From: Mirela Simonovic <mirela.simonovic@aggios.com>
Trigger Xen suspend when the hardware domain initiates suspend via
SHUTDOWN_suspend. Redirect system suspend to CPU#0 to ensure the
suspend logic runs on the boot CPU, as required.

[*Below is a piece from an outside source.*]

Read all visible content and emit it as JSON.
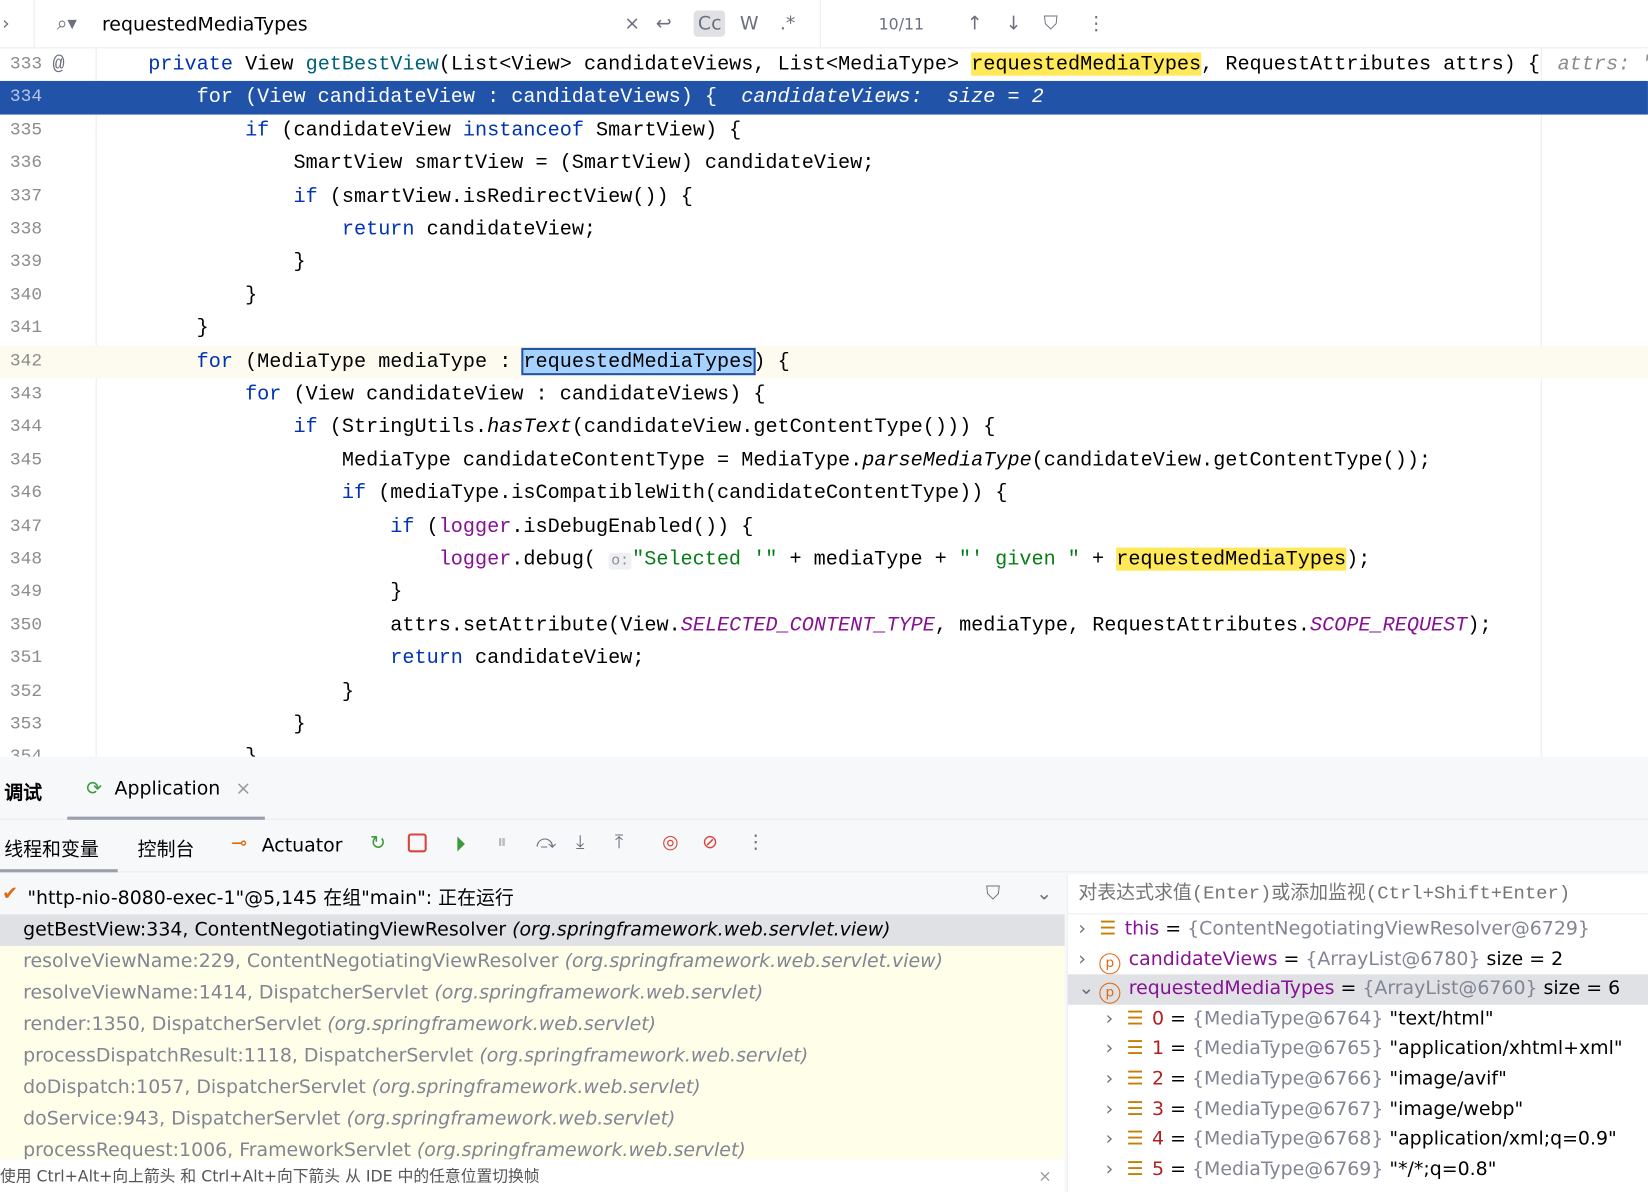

Introduce full suspend/resume infrastructure gated by CONFIG_SYSTEM_SUSPEND,
including logic to:
- disable and enable non-boot physical CPUs
- freeze and thaw domains
- suspend and resume the GIC, timer and console
- maintain system state before and after suspend
Extend arch_domain_shutdown to return a status code and integrate
system_suspend into the ARM-specific path. Update stub implementations
and function signatures across other architectures (x86, riscv, ppc)
for consistency.
Remove the restriction in the PSCI interface preventing suspend from the
hardware domain.
Update Kconfig and Makefile to support conditional inclusion of the new
suspend.c implementation.Limit SYSTEM_SUSPEND support to ARM64 with
UNSUPPORTED enabled and LLC_COLORING disabled.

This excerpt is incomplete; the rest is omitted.